Technology evolution prediction based on multi-relational weighted temporal networks
Abstract
Technological innovation is a key force in promoting societal progress and economic development. Emerging technologies do not come out of nowhere, but evolve from existing technologies. However, innovation is not a linear process, but a nonlinear process with the interaction of multiple factors and dynamic changes over time. Based on this, this paper proposes a technology prediction framework, MRWTN (Multi-relationship Weighted Temporal Network), that explores the prediction of unknown technology evolution. The framework constructs a technology network based on the multiple relationships of technology derivation and citation, and combines the text-embedding-ada-002, HeteroGraphSNN, BiLSTM, and Richard Curve model.

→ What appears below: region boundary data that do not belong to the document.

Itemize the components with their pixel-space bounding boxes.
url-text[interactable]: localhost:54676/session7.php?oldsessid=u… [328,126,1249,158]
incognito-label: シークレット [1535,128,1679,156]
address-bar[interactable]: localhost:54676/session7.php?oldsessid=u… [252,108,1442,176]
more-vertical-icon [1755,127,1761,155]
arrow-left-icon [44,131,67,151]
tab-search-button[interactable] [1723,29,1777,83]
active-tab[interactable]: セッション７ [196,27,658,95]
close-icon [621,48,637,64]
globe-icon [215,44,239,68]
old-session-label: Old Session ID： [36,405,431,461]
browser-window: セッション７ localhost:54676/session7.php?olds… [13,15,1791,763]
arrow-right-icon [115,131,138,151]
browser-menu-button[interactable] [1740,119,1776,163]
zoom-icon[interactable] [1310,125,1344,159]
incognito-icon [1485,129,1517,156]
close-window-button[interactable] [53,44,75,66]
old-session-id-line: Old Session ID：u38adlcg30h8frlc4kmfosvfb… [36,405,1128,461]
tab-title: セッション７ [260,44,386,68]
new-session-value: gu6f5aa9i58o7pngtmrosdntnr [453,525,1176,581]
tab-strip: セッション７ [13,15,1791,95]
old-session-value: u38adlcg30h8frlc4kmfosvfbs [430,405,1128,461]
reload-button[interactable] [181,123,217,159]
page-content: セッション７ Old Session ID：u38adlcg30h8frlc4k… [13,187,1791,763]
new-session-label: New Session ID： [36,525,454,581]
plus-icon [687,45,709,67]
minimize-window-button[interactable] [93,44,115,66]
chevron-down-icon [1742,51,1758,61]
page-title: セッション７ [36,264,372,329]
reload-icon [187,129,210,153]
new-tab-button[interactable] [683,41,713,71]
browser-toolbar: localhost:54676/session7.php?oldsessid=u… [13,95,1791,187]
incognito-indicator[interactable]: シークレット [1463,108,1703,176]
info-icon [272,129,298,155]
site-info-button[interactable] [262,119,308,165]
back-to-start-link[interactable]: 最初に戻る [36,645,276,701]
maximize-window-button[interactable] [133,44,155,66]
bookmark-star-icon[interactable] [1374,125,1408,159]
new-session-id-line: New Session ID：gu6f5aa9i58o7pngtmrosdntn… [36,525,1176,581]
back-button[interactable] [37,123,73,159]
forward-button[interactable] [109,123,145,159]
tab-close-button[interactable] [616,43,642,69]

It deeply explores the technology semantic information, multi-relational structure, temporal differences, and evolving influence, which could scientifically predict the historical missing and future unknown technology evolution trends. Compared with other baselines, the MRWTN framework performed well, and with respect to the technology opportunity prediction task, the MALE metrics and RMSLE metrics showed reductions in empirical analyses of hydrogel, quantum information, brain-computer interface, gene chip, and augmented reality datasets. Technology combinations and recursive features can be effectively captured to explore technological breakthroughs and scientific innovations with combinatorial evolution among technologies.